When he came to WMed in 2016, Dan Ferman was ready for what he knew would come in his first two years of medical school and the rigors of learning the intricacies of the science behind medicine.
But he says he also knew, at that time, that in addition to his education, he wanted to find his place as a future physician and not lose sight of the important work he could do through policy, advocacy and community service.
“For me, it was really the bigger picture of why I was here,” said Ferman, a third-year student at WMed. “I didn’t want to go through medical school without having those opportunities to affect change now before we’re actually doctors and taking care of people. I wanted to be a part of that and it gave a direction to all of the studying I was doing at the time.”
Ferman said that vision he had has come to life through his work – and leadership – with the American Medical Association Medical Student Section. He has been involved with the AMA-MSS since shortly after starting medical school and this summer he was appointed chair of the AMA-MSS Committee on Global and Public Health.
In the role, Ferman leads – and works closely with – 14 committee members to educate medical students and the public on issues pertaining to global health while advocating for policies aimed at bettering the greater public health.
In addition to Ferman, David Lee, a fourth-year student at WMed, has gained valuable experience through his work with the AMA-MSS. Just this summer, Lee finished a one-year stint as co-chair of the AMA-MSS Community Service Committee and, more recently, was named secretary of the AMA Foundation Student Ambassador Executive Board.
Lee said his experience with the AMA-MSS has been beneficial because it has opened his eyes to the many ways he can “effect change for my patients and community members in ways that I could not in a clinical setting.”
“From a policy and advocacy standpoint, one vote can cause sweeping change and you can do that much more good for something that you care about,” Lee said.
During his time as co-chair of the AMA-MSS Community Service Committee, Lee was intimately involved in organizing an opioid-themed health fair for medical providers and community members at the AMA Interim Meeting in Honolulu, Hawaii.
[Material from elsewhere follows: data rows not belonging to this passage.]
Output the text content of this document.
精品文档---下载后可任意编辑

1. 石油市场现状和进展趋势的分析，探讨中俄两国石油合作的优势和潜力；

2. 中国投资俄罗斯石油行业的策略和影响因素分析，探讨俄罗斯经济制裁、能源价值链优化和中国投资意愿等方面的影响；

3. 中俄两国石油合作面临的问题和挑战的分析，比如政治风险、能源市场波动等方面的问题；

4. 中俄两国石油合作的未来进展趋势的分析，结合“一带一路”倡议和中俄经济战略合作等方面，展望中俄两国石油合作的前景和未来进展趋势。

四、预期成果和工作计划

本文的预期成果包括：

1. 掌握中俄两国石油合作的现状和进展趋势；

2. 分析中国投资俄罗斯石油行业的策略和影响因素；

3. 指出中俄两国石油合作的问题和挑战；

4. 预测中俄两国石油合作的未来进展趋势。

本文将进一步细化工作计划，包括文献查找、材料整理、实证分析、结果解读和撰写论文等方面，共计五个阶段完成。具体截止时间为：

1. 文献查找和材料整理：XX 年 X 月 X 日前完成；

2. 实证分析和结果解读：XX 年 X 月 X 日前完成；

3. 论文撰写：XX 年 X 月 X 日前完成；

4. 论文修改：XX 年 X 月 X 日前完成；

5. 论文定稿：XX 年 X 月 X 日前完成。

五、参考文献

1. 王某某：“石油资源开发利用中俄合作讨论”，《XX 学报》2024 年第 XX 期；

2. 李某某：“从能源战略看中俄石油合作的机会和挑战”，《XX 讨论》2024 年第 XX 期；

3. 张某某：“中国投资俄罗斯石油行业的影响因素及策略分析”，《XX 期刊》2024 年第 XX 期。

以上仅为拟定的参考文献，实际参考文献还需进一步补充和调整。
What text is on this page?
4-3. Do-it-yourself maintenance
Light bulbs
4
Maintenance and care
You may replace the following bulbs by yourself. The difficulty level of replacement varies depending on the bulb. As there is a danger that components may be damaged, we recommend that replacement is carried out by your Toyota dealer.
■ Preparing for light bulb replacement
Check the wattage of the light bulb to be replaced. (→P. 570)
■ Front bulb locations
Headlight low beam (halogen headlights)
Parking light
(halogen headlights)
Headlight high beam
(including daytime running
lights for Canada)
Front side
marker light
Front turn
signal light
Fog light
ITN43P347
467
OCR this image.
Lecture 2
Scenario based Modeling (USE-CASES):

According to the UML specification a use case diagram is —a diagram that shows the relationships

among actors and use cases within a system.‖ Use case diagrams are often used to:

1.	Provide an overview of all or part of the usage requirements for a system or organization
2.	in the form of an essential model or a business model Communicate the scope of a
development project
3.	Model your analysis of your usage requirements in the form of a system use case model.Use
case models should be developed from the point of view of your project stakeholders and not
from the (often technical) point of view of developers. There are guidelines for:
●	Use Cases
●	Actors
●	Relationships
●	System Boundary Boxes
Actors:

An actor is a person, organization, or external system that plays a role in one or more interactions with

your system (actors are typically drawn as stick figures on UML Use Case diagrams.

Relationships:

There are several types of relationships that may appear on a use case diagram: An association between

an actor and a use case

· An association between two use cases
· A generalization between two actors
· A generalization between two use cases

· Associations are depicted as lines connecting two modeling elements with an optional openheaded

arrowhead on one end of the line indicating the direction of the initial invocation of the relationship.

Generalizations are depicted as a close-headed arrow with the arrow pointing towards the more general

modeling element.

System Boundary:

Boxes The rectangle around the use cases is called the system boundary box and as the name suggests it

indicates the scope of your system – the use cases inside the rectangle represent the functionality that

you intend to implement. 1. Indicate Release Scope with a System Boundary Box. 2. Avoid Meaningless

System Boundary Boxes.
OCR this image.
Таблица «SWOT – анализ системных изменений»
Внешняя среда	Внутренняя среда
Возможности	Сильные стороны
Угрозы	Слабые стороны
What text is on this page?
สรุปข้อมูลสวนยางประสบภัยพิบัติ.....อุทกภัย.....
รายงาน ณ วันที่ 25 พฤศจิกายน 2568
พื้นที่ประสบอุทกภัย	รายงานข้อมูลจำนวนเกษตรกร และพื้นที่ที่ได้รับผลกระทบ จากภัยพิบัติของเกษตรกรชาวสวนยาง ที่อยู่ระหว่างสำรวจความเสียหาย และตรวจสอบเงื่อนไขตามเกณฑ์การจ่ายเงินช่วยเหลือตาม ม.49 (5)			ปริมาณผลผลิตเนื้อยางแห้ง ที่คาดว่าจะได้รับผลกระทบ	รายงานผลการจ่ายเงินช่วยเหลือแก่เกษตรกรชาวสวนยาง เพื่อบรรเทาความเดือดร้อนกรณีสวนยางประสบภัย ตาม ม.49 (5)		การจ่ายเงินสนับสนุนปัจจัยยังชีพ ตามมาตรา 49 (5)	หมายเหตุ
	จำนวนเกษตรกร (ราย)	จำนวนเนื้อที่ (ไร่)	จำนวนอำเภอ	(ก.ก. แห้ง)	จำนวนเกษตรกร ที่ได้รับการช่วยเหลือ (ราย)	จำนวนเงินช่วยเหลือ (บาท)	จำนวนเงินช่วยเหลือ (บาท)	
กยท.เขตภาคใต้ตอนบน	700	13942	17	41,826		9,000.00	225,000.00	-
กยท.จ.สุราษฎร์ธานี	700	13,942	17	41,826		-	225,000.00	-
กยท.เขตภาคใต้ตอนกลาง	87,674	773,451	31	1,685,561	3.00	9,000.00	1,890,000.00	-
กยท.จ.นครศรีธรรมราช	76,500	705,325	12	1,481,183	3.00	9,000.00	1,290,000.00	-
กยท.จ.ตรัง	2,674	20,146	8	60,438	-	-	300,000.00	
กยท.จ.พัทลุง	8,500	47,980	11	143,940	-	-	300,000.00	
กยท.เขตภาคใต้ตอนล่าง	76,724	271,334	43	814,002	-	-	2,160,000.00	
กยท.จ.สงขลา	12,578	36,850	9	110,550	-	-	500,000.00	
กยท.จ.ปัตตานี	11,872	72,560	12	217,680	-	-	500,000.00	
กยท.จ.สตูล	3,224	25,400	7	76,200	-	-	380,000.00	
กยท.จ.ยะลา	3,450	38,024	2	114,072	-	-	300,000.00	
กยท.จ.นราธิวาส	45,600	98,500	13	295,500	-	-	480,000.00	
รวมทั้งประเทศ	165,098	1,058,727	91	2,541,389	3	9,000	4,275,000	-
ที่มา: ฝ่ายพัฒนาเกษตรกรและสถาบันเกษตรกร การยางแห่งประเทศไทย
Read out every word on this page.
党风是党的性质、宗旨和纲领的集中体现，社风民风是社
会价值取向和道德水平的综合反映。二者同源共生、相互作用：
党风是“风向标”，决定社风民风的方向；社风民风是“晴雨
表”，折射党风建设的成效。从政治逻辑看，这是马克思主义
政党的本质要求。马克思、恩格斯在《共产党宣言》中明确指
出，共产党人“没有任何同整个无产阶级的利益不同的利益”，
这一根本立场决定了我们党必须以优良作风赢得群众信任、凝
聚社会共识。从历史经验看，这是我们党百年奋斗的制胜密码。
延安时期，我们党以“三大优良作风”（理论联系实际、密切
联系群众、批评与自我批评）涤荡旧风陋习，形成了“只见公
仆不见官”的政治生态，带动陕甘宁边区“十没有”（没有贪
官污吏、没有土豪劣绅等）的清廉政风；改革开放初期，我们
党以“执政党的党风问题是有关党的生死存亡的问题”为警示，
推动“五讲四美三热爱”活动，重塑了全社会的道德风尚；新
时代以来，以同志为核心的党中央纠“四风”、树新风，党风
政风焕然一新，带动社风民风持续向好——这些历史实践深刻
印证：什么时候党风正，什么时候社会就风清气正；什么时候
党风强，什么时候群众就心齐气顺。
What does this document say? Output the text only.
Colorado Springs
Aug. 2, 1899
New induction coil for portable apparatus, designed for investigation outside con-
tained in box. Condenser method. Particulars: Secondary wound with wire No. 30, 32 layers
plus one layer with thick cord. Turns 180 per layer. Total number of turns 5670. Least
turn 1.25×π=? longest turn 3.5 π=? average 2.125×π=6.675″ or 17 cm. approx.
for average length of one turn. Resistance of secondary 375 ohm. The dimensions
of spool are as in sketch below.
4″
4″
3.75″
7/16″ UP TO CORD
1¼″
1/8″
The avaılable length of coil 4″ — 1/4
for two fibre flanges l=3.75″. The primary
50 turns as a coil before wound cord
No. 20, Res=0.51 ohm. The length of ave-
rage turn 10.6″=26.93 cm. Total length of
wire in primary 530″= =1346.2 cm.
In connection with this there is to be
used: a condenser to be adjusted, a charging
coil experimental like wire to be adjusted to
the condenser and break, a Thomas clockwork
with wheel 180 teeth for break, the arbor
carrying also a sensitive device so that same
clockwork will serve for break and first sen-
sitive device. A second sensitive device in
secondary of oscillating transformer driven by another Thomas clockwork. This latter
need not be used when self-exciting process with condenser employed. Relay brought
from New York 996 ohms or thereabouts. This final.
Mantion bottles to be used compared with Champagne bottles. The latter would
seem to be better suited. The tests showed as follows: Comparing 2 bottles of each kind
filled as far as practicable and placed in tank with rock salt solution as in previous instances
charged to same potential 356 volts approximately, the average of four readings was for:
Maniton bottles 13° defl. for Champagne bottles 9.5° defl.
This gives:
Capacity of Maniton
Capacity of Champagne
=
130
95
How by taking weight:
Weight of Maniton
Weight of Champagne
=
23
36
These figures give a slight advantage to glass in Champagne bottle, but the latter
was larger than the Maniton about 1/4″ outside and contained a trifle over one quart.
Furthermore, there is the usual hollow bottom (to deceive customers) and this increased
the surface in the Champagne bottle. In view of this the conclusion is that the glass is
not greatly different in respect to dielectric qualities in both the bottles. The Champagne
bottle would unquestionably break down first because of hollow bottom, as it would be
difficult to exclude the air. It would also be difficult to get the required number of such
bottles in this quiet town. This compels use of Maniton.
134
Then, at the AMA Annual Meeting in Chicago, Lee helped lead a national service project that involved the creation of a 90-minute podcast filled with information about the opioid epidemic along with stories from medical students and community leaders.
Lee said his work with the AMA-MSS chapter at WMed, as well as the national arm of the AMA-MSS, has enriched his experience as a medical student and future physician. Specifically, he said his attendance at the AMA interim and annual meetings have been enlightening for him.
“You get so many different perspectives in a short period of time that one single medical education institution cannot provide,” Lee said. “I think the range of experiences and the amount of energy brought into those encounters you will have with other students and members awakens a drive and a passion.”
Ferman said his work with the AMA-MSS, as well as the Michigan State Medical Society (MSMS) has led to him connecting with other extremely passionate and driven medical students from across the country.
“It has been one of the most rewarding experiences throughout medical school and it’s something that I’ll be involved in for many, many years to come,” Ferman said. “It has given me a better understanding of the scope of medicine and the importance of physicians having an understanding of the intimate connection between public health and medicine.”
Ferman’s current role with the AMA-MSS is a one-year appointment that will end in July. Over the next few months, he said he and members of the Committee on Global and Public Health will be working to develop a partnership with the American Association of Public Health Physicians (AAPHP) to change medical school curricula to incorporate more public health concepts that are necessary to practice as a physician in the U.S.
Meanwhile, Lee said through his work with the AMA Foundation, he is trying to increase medical students’ knowledge and involvement with the foundation and to convey their stories and inspirations to the greater AMA body, while also making students aware of the resources available to them through the foundation, including scholarships, grant money, and leadership development.